TGF-β signaling and mitosis in tissues from Tgfb1^+/+ and Tgfb1^C33S/C33S mice. (A) P-Smad2 staining of stomach from Tgfb1^+/+ and Tgfb1^C33S/C33S of 11-week-old mice. The more intense P-Smad2 nuclear staining in the Tgfb1^+/+ vs. the Tgfb1^C33S/C33S sample indicates enhanced TGF-β activity. (B) Staining of stomach tissue from Tgfb1^+/+ and Tgfb1^C33S/C33S 21-week-old mice with antibody to Ki67, a marker of mitosis.

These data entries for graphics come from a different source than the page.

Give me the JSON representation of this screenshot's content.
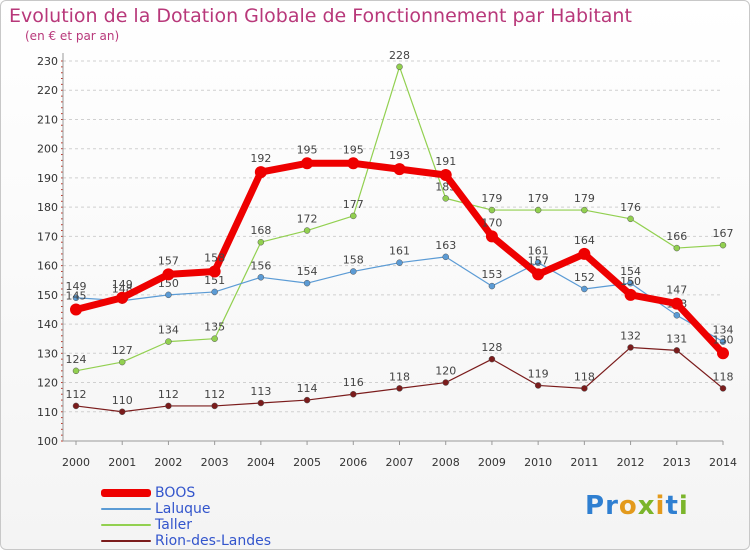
{
  "title": "Evolution de la Dotation Globale de Fonctionnement par Habitant",
  "subtitle": "(en € et par an)",
  "logo_text": "Proxiti",
  "colors": {
    "title": "#b8387a",
    "legend_text": "#3355cc",
    "BOOS": "#ee0000",
    "Laluque": "#5b9bd5",
    "Taller": "#92d050",
    "Rion-des-Landes": "#7b1c1c"
  },
  "chart_data": {
    "type": "line",
    "title": "Evolution de la Dotation Globale de Fonctionnement par Habitant",
    "subtitle": "(en € et par an)",
    "xlabel": "",
    "ylabel": "",
    "x": [
      "2000",
      "2001",
      "2002",
      "2003",
      "2004",
      "2005",
      "2006",
      "2007",
      "2008",
      "2009",
      "2010",
      "2011",
      "2012",
      "2013",
      "2014"
    ],
    "ylim": [
      100,
      230
    ],
    "yticks": [
      100,
      110,
      120,
      130,
      140,
      150,
      160,
      170,
      180,
      190,
      200,
      210,
      220,
      230
    ],
    "grid": "horizontal dashed",
    "legend_position": "bottom-left",
    "series": [
      {
        "name": "BOOS",
        "values": [
          145,
          149,
          157,
          158,
          192,
          195,
          195,
          193,
          191,
          170,
          157,
          164,
          150,
          147,
          130
        ]
      },
      {
        "name": "Laluque",
        "values": [
          149,
          148,
          150,
          151,
          156,
          154,
          158,
          161,
          163,
          153,
          161,
          152,
          154,
          143,
          134
        ]
      },
      {
        "name": "Taller",
        "values": [
          124,
          127,
          134,
          135,
          168,
          172,
          177,
          228,
          183,
          179,
          179,
          179,
          176,
          166,
          167
        ]
      },
      {
        "name": "Rion-des-Landes",
        "values": [
          112,
          110,
          112,
          112,
          113,
          114,
          116,
          118,
          120,
          128,
          119,
          118,
          132,
          131,
          118
        ]
      }
    ]
  }
}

The number of positive Ki67 cells is higher in the mutant sample compared to the Tgfb1^+/+ sample, consistent with decreased TGF-β1 in the tissue, as TGF-β1 is a suppressor of growth of most epithelial cells. (C) Q-RT-PCR of stomach epithelium for Myc from 12-week-old mice. Tgfb1^C33S/C33S tissue had higher expression of Myc than did control tissue consistent with decreased TGF-β1 in the mutant tissue. (D and E) TGF-β1 in sera from Tgfb1^+/+ and Tgfb1^C33S/C33S mice. TGF-β1 in sera from Tgfb1^+/+, Tgfb1^+/C33S, and Tgfb1^C33S/C33S mice was measured by an ELISA specific for active TGF-β1. (D) Total TGF-β1 in sera after acidification. Acidification releases all active TGF-β from its latent complex. The total TGF-β1 from the three genotypes was equivalent. (E) Active TGF-β1 in sera. TGF-β1 was measured directly in sera without acidification. The amount of active TGF-β1 in the Tgfb1^+/+ and Tgfb1^+/C33S samples is significantly higher than that found in samples from Tgfb1^C33S/C33S mice. Samples from 10–12 animals of each genotype were assayed for TGF-β. Assays on each serum sample were done in triplicate. Values are presented as SEM.